Selim Palmgren (1878-1951) wrote hundreds of piano pieces, and the best of them certainly deserve to be heard more frequently. He met Busoni during the great pianist’s stay in Helsinki, and the early Piano Sonata, which dates from the 1890s, shows the influence of Liszt and Grieg. It’s a bold, entertaining piece whose brief length (about 15 minutes) confirms that composer’s destiny as a miniaturist. Palmgren did write in larger forms: his five piano concertos are lovely and badly need new recordings. Are you listening, Ondine? On evidence here, Henri Sigfridsson would be just the guy to record them.
Sigfridsson plays all of this music with a singing tone and relaxed virtuosity that suits this composer especially well.

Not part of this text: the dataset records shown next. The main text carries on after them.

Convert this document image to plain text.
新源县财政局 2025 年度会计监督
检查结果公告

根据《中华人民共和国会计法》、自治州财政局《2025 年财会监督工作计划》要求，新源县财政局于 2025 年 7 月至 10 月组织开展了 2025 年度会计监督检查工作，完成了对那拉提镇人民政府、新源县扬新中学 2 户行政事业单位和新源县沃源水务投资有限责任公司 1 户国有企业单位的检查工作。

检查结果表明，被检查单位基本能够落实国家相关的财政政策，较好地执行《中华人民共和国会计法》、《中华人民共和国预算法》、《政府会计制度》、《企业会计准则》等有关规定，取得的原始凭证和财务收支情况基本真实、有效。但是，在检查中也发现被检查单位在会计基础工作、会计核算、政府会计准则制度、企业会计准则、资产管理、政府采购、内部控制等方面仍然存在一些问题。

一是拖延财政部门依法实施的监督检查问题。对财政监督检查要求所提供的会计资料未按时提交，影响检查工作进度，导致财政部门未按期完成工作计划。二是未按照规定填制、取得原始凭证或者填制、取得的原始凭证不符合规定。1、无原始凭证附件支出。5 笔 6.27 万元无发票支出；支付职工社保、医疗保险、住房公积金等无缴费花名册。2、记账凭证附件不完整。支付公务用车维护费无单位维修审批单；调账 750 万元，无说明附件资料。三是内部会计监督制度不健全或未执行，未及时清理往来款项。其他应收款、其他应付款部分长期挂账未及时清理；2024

While capable of the occasional Lisztian outburst, Palmgren’s basic aesthetic was, like Chopin’s, more lyrical and elegant. He composed an opera in the first decade of the 20th century, and the spirit of vocal music seems to hover just behind many of his miniatures, including the atmospheric May Night and most of the 24 Preludes. This latter work shows a marked advance over the sonata, with impressionist and modernist elements mingling with Finnish folk influences (three of the preludes are marked “in folk style”). Prelude No. 17, simply marked “Allegro agitato”, anticipates Prokofiev in its pounding rhythms. It lasts just a touch over 30 seconds and so I include it complete in the sound sample below.
Ondine’s engineering is typically natural, with Sigridsson’s instrument captured vividly in a warm acoustic. Let’s hope this isn’t the last Palmgren disc that we get to hear.